Make a dentist a partner in the cancer care team
Although chemotherapy and radiation are effective treatments in the fight against cancer, they often can affect healthy tissue.
That means that in addition to the nausea and hair loss often associated with cancer treatment, some patients are surprised to experience oral complications ranging from dry mouth and canker sores to difficulty swallowing, tooth decay and life-threatening oral infections. The most common name for this host of conditions is oral mucositis, and it can be debilitating to the point that it is extremely difficult for a patient to eat, drink or swallow.

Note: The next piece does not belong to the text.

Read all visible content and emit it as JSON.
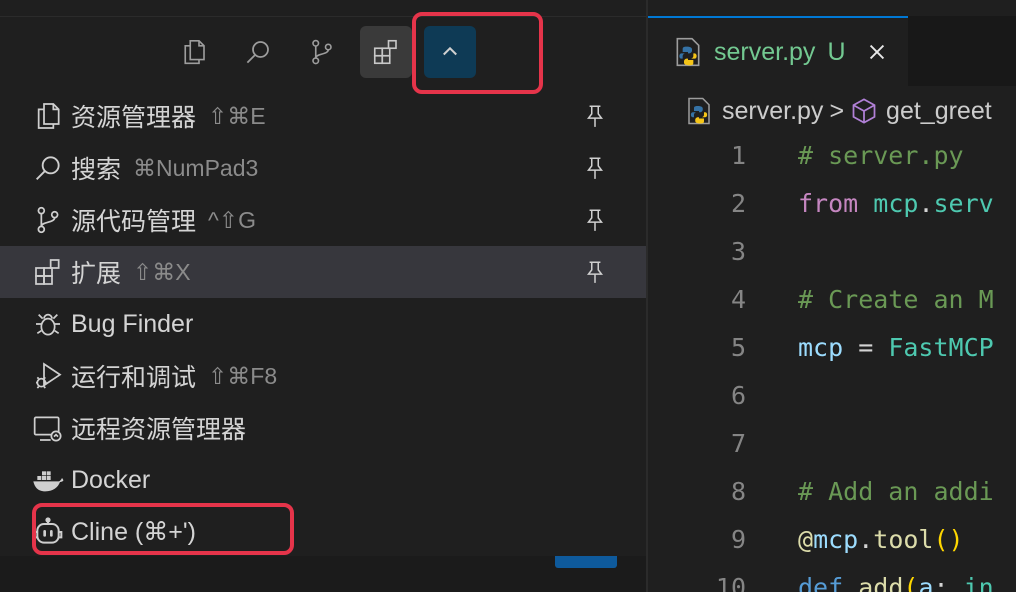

According to dentists at Texas A&M Health Science Center Baylor College of Dentistry, mucositis occurs because cancer therapies target rapidly dividing cells. Several parts of the human body – including the mouth, the hair and the stomach – are made up of these rapidly dividing cells.
“When these cells are unable to constantly repair tissue that is under constant trauma, as is the tissue lining the inside of the mouth, breakdown occurs, resulting in a very sore and potentially enhanced portal for infections to enter the body,” says Dr. Charles W. Wakefield, professor and director of the Advanced Education in General Dentistry Residency Program at HSC-Baylor College of Dentistry.

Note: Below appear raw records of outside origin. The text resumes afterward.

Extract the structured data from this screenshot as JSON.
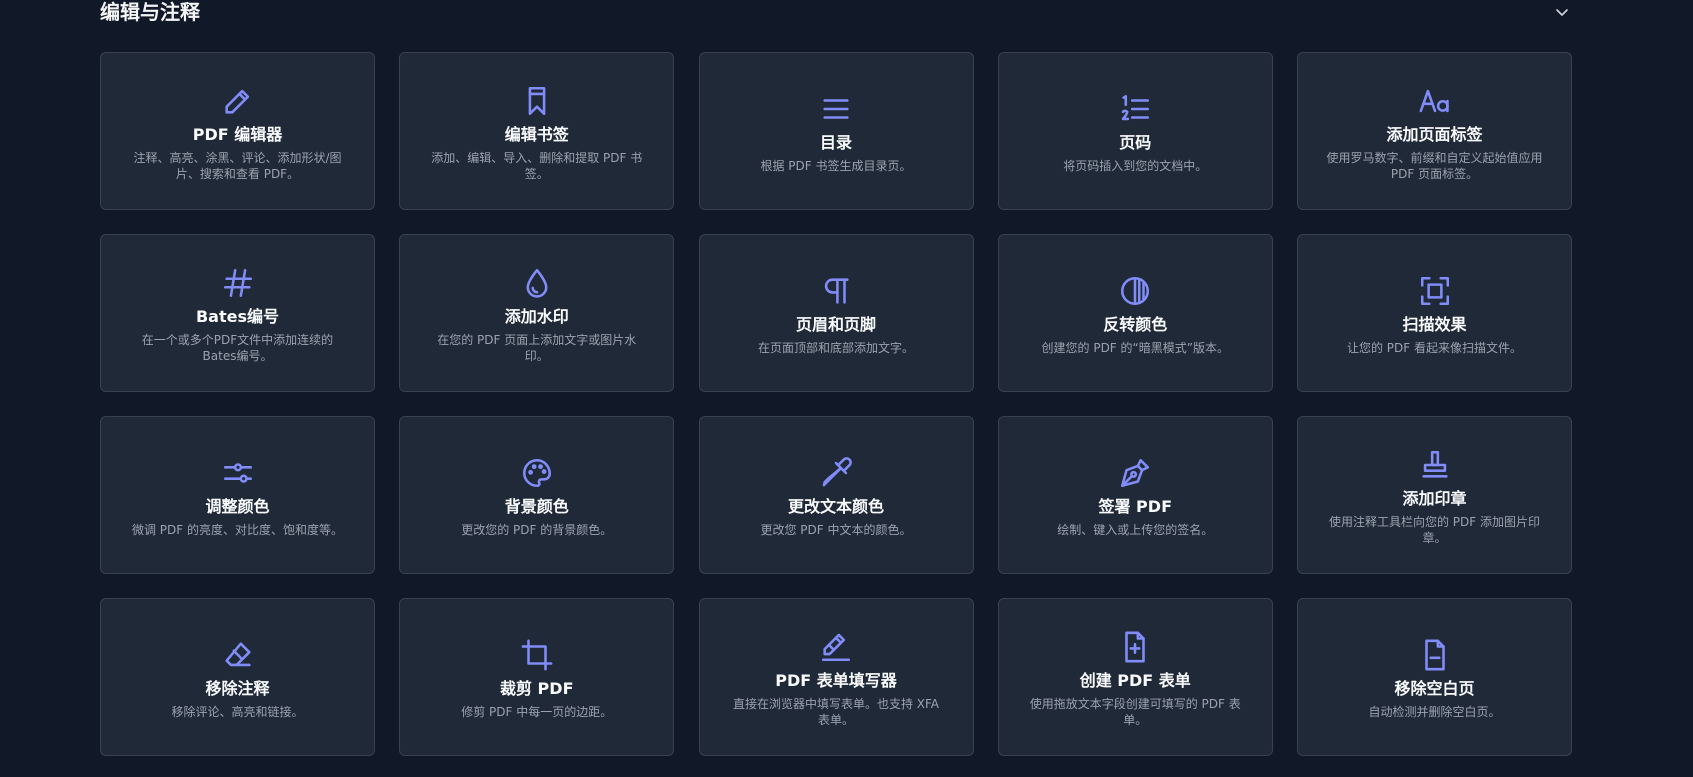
{
  "section": {
    "title": "编辑与注释"
  },
  "colors": {
    "background": "#111827",
    "card": "#1f2937",
    "card_border": "#374151",
    "accent": "#818cf8"
  },
  "tools": [
    {
      "icon": "pencil-icon",
      "title": "PDF 编辑器",
      "desc": "注释、高亮、涂黑、评论、添加形状/图片、搜索和查看 PDF。"
    },
    {
      "icon": "bookmark-icon",
      "title": "编辑书签",
      "desc": "添加、编辑、导入、删除和提取 PDF 书签。"
    },
    {
      "icon": "list-icon",
      "title": "目录",
      "desc": "根据 PDF 书签生成目录页。"
    },
    {
      "icon": "numbered-list-icon",
      "title": "页码",
      "desc": "将页码插入到您的文档中。"
    },
    {
      "icon": "text-aa-icon",
      "title": "添加页面标签",
      "desc": "使用罗马数字、前缀和自定义起始值应用 PDF 页面标签。"
    },
    {
      "icon": "hash-icon",
      "title": "Bates编号",
      "desc": "在一个或多个PDF文件中添加连续的Bates编号。"
    },
    {
      "icon": "droplet-icon",
      "title": "添加水印",
      "desc": "在您的 PDF 页面上添加文字或图片水印。"
    },
    {
      "icon": "pilcrow-icon",
      "title": "页眉和页脚",
      "desc": "在页面顶部和底部添加文字。"
    },
    {
      "icon": "contrast-icon",
      "title": "反转颜色",
      "desc": "创建您的 PDF 的“暗黑模式”版本。"
    },
    {
      "icon": "scan-icon",
      "title": "扫描效果",
      "desc": "让您的 PDF 看起来像扫描文件。"
    },
    {
      "icon": "sliders-icon",
      "title": "调整颜色",
      "desc": "微调 PDF 的亮度、对比度、饱和度等。"
    },
    {
      "icon": "palette-icon",
      "title": "背景颜色",
      "desc": "更改您的 PDF 的背景颜色。"
    },
    {
      "icon": "eyedropper-icon",
      "title": "更改文本颜色",
      "desc": "更改您 PDF 中文本的颜色。"
    },
    {
      "icon": "pen-nib-icon",
      "title": "签署 PDF",
      "desc": "绘制、键入或上传您的签名。"
    },
    {
      "icon": "stamp-icon",
      "title": "添加印章",
      "desc": "使用注释工具栏向您的 PDF 添加图片印章。"
    },
    {
      "icon": "eraser-icon",
      "title": "移除注释",
      "desc": "移除评论、高亮和链接。"
    },
    {
      "icon": "crop-icon",
      "title": "裁剪 PDF",
      "desc": "修剪 PDF 中每一页的边距。"
    },
    {
      "icon": "pencil-line-icon",
      "title": "PDF 表单填写器",
      "desc": "直接在浏览器中填写表单。也支持 XFA 表单。"
    },
    {
      "icon": "file-plus-icon",
      "title": "创建 PDF 表单",
      "desc": "使用拖放文本字段创建可填写的 PDF 表单。"
    },
    {
      "icon": "file-minus-icon",
      "title": "移除空白页",
      "desc": "自动检测并删除空白页。"
    }
  ]
}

People undergoing cancer treatment should visit their dentist before, during and after care to help prevent serious mouth problems and minimize discomfort. While not all oral complications can be avoided, ensuring a patient’s mouth is healthy before initiating cancer therapy will help reduce side effects and avoid delays in the cancer treatment schedule. Significant advances have been made for oral problems of all types, but especially for cancer patients.
During the treatment stage, it is important for cancer patients to provide their dentist with contact information for their cancer doctor, Dr. Wakefield says. This communication is key to achieving successful outcomes and minimizing complications.